Budget fédéral - La crise économique est une occasion de préparer le Canada au XXIe siècle

Pourquoi faut-il toujours revenir à l'asphalte et au béton? Malgré de sérieux désaccords sur les réductions d'impôt, le gouvernement conservateur et les libéraux s'entendent pour dédier la part du lion du programme de relance économique aux projets d'infrastructure — des ponts et des routes —, pour 12 milliards de dollars.

Il va de soi que nous n'avons rien contre les viaducs, ou ceux qui les construisent. Mais un gouvernement responsable, aux prises avec la crise actuelle, ne doit pas endetter les générations futures en misant sur des idées du XXe siècle: mieux vaut investir dans des projets visionnaires, qui contribueront à moderniser le Canada et à améliorer concrètement la vie des citoyens.

Malheureusement, ces projets sont pour le moment absents du budget 2009. Voici donc trois suggestions qui pourraient amorcer un débat sur la question:

Moderniser l'État. De plus en plus de Canadiens maîtrisent les technologies de l'information, mais les gouvernements accusent souvent un retard considérable. Prenons le système de santé: si la confidentialité est bien protégée, la numérisation des dossiers médicaux permettrait de sauver du temps, des vies et beaucoup de frustration. On estime justement le coût de la numérisation à 12 milliards de dollars — pour 6 milliards d'économies annuelles; c'est dire que les 500 millions $ proposés dans la version actuelle du budget sont insuffisants. Une autre idée (plus abordable) pour mettre le pays à l'avant-garde de la nouvelle économie: rendre l'accès à Internet sans fil gratuit dans les villes canadiennes.
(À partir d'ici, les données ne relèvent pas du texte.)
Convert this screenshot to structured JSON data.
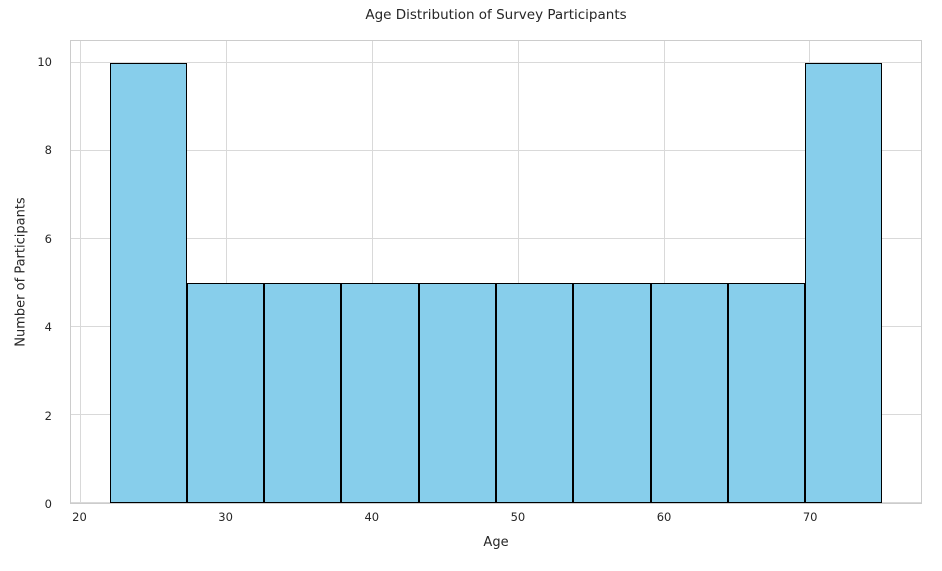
{
  "chart_data": {
    "type": "bar",
    "subtype": "histogram",
    "title": "Age Distribution of Survey Participants",
    "xlabel": "Age",
    "ylabel": "Number of Participants",
    "bin_edges": [
      22.0,
      27.3,
      32.6,
      37.9,
      43.2,
      48.5,
      53.8,
      59.1,
      64.4,
      69.7,
      75.0
    ],
    "counts": [
      10,
      5,
      5,
      5,
      5,
      5,
      5,
      5,
      5,
      10
    ],
    "xticks": [
      20,
      30,
      40,
      50,
      60,
      70
    ],
    "yticks": [
      0,
      2,
      4,
      6,
      8,
      10
    ],
    "xlim": [
      19.35,
      77.65
    ],
    "ylim": [
      0,
      10.5
    ],
    "grid": true,
    "legend": "none",
    "bar_color": "#87CEEB",
    "bar_edge_color": "#000000",
    "grid_color": "#d9d9d9",
    "spine_color": "#cccccc",
    "text_color": "#262626"
  }
}
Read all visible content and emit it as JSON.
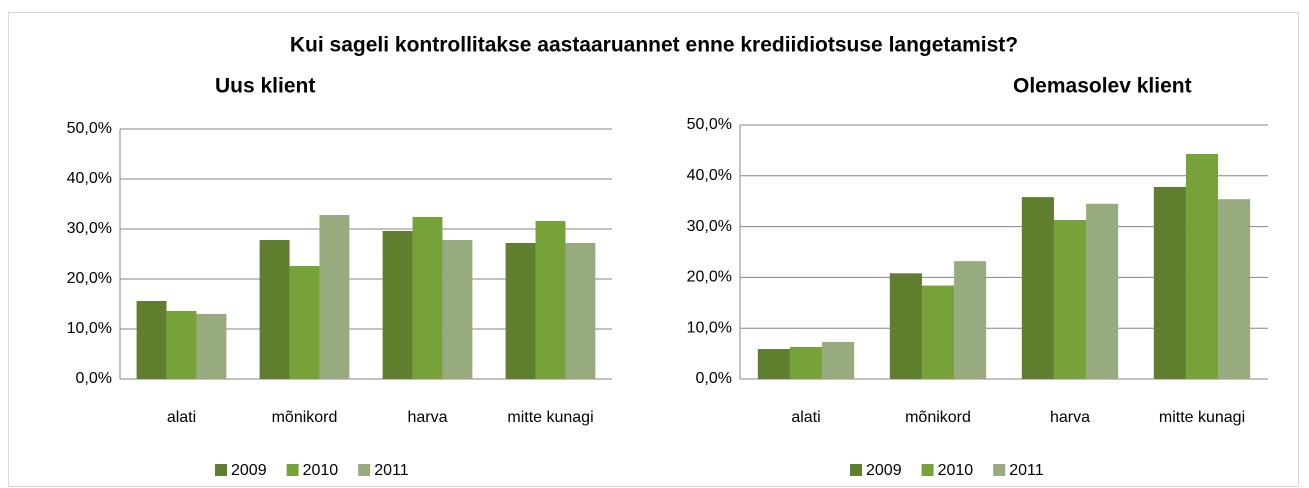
{
  "title": "Kui sageli kontrollitakse aastaaruannet enne krediidiotsuse langetamist?",
  "chart_data": [
    {
      "type": "bar",
      "title": "Uus klient",
      "categories": [
        "alati",
        "mõnikord",
        "harva",
        "mitte kunagi"
      ],
      "series": [
        {
          "name": "2009",
          "color": "#5f7f2f",
          "values": [
            15.6,
            27.8,
            29.6,
            27.2
          ]
        },
        {
          "name": "2010",
          "color": "#77a23a",
          "values": [
            13.6,
            22.6,
            32.4,
            31.6
          ]
        },
        {
          "name": "2011",
          "color": "#98ab7e",
          "values": [
            13.0,
            32.8,
            27.8,
            27.2
          ]
        }
      ],
      "ylim": [
        0,
        50
      ],
      "yticks": [
        {
          "value": 0,
          "label": "0,0%"
        },
        {
          "value": 10,
          "label": "10,0%"
        },
        {
          "value": 20,
          "label": "20,0%"
        },
        {
          "value": 30,
          "label": "30,0%"
        },
        {
          "value": 40,
          "label": "40,0%"
        },
        {
          "value": 50,
          "label": "50,0%"
        }
      ],
      "grid": true,
      "legend": "bottom"
    },
    {
      "type": "bar",
      "title": "Olemasolev klient",
      "categories": [
        "alati",
        "mõnikord",
        "harva",
        "mitte kunagi"
      ],
      "series": [
        {
          "name": "2009",
          "color": "#5f7f2f",
          "values": [
            5.9,
            20.8,
            35.8,
            37.8
          ]
        },
        {
          "name": "2010",
          "color": "#77a23a",
          "values": [
            6.3,
            18.4,
            31.3,
            44.3
          ]
        },
        {
          "name": "2011",
          "color": "#98ab7e",
          "values": [
            7.3,
            23.2,
            34.5,
            35.4
          ]
        }
      ],
      "ylim": [
        0,
        50
      ],
      "yticks": [
        {
          "value": 0,
          "label": "0,0%"
        },
        {
          "value": 10,
          "label": "10,0%"
        },
        {
          "value": 20,
          "label": "20,0%"
        },
        {
          "value": 30,
          "label": "30,0%"
        },
        {
          "value": 40,
          "label": "40,0%"
        },
        {
          "value": 50,
          "label": "50,0%"
        }
      ],
      "grid": true,
      "legend": "bottom"
    }
  ]
}
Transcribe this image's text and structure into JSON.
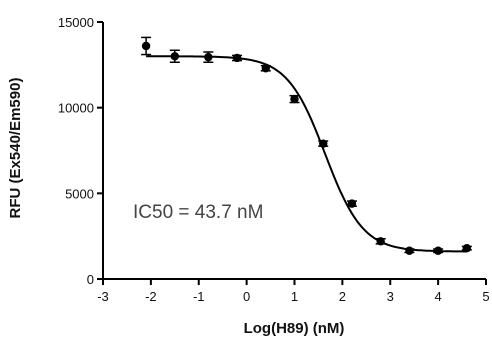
{
  "chart_data": {
    "type": "scatter",
    "xlabel": "Log(H89) (nM)",
    "ylabel": "RFU (Ex540/Em590)",
    "xlim": [
      -3,
      5
    ],
    "ylim": [
      0,
      15000
    ],
    "xticks": [
      "-3",
      "-2",
      "-1",
      "0",
      "1",
      "2",
      "3",
      "4",
      "5"
    ],
    "yticks": [
      "0",
      "5000",
      "10000",
      "15000"
    ],
    "annotation": "IC50 = 43.7 nM",
    "grid": false,
    "series": [
      {
        "x": [
          -2.1,
          -1.5,
          -0.8,
          -0.2,
          0.4,
          1.0,
          1.6,
          2.2,
          2.8,
          3.4,
          4.0,
          4.6
        ],
        "y": [
          13600,
          13000,
          12950,
          12900,
          12300,
          10500,
          7900,
          4400,
          2200,
          1650,
          1650,
          1800
        ],
        "error": [
          500,
          350,
          300,
          150,
          150,
          200,
          150,
          150,
          150,
          100,
          100,
          100
        ]
      }
    ],
    "fit": {
      "type": "sigmoidal dose-response",
      "top": 13000,
      "bottom": 1600,
      "log_ic50": 1.64,
      "hill_slope": -1.1
    }
  }
}
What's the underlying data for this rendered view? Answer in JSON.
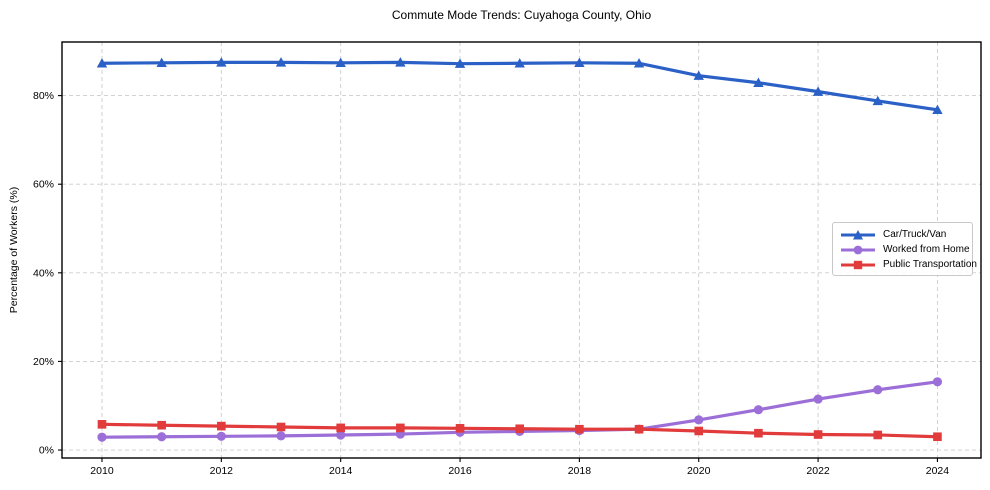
{
  "chart_data": {
    "type": "line",
    "title": "Commute Mode Trends: Cuyahoga County, Ohio",
    "xlabel": "",
    "ylabel": "Percentage of Workers (%)",
    "x": [
      2010,
      2011,
      2012,
      2013,
      2014,
      2015,
      2016,
      2017,
      2018,
      2019,
      2020,
      2021,
      2022,
      2023,
      2024
    ],
    "series": [
      {
        "name": "Car/Truck/Van",
        "color": "#2b60c6",
        "marker": "triangle",
        "values": [
          87.3,
          87.4,
          87.5,
          87.5,
          87.4,
          87.5,
          87.2,
          87.3,
          87.4,
          87.3,
          84.5,
          82.9,
          80.9,
          78.8,
          76.8
        ]
      },
      {
        "name": "Worked from Home",
        "color": "#9b6ed8",
        "marker": "circle",
        "values": [
          2.9,
          3.0,
          3.1,
          3.2,
          3.4,
          3.6,
          4.0,
          4.2,
          4.4,
          4.7,
          6.8,
          9.1,
          11.5,
          13.6,
          15.4
        ]
      },
      {
        "name": "Public Transportation",
        "color": "#e13b3c",
        "marker": "square",
        "values": [
          5.8,
          5.6,
          5.4,
          5.2,
          5.0,
          5.0,
          4.9,
          4.8,
          4.7,
          4.7,
          4.3,
          3.8,
          3.5,
          3.4,
          3.0
        ]
      }
    ],
    "xlim": [
      2009.33,
      2024.73
    ],
    "ylim": [
      -1.8,
      92.1
    ],
    "xticks": {
      "values": [
        2010,
        2012,
        2014,
        2016,
        2018,
        2020,
        2022,
        2024
      ],
      "labels": [
        "2010",
        "2012",
        "2014",
        "2016",
        "2018",
        "2020",
        "2022",
        "2024"
      ]
    },
    "yticks": {
      "values": [
        0,
        20,
        40,
        60,
        80
      ],
      "labels": [
        "0%",
        "20%",
        "40%",
        "60%",
        "80%"
      ]
    },
    "grid": "dashed",
    "grid_color": "#cccccc",
    "spine_color": "#000000",
    "legend": {
      "position": "center-right",
      "items": [
        "Car/Truck/Van",
        "Worked from Home",
        "Public Transportation"
      ]
    }
  }
}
Réinventer les métropoles. Bien que les centre-ville se soient embellis dans les dernières années, nos régions métropolitaines ressemblent trop souvent à un assemblage informe d'autoroutes ravagées, de parkings infinis et de centres commerciaux entourés de forêts de poteaux électriques. Un moyen rapide et facile d'investir les fonds publics pour le bien commun ne serait-il pas simplement d'enfouir les fils électriques, comme en Europe, et, comme il y a 100 ans au Canada, d'ériger des parcs municipaux et de planter des arbres le long des rues?

Développer les transports publics. Les autoroutes et les boulevards ne disparaîtront pas de sitôt, mais ils ne représentent plus l'avenir. Il existe aujourd'hui un consensus national sur l'importance de révolutionner la mobilité au XXIe siècle. La crise actuelle représente une occasion sans précédent de lancer le fameux train à grande vitesse, non seulement entre Québec et Windsor, mais aussi entre Edmonton et Calgary (et autres grands centres du pays). Et tant qu'à y être, pourquoi ne pas rouvrir les lignes régulières de train qui ont forgé le Canada, entre Montréal et Sherbrooke, Halifax et Fredericton, ou Vancouver et Prince George? Pourquoi ne pas prolonger les réseaux de métro et les pistes cyclables, mettre en place des systèmes de train léger, et subventionner des parcs de taxis électriques?

Il est vrai que des projets ambitieux comme ceux-ci prennent du temps à mettre en place. Mais nous voyons au moins deux raisons qui les rendent plus profitables que le pavage de routes.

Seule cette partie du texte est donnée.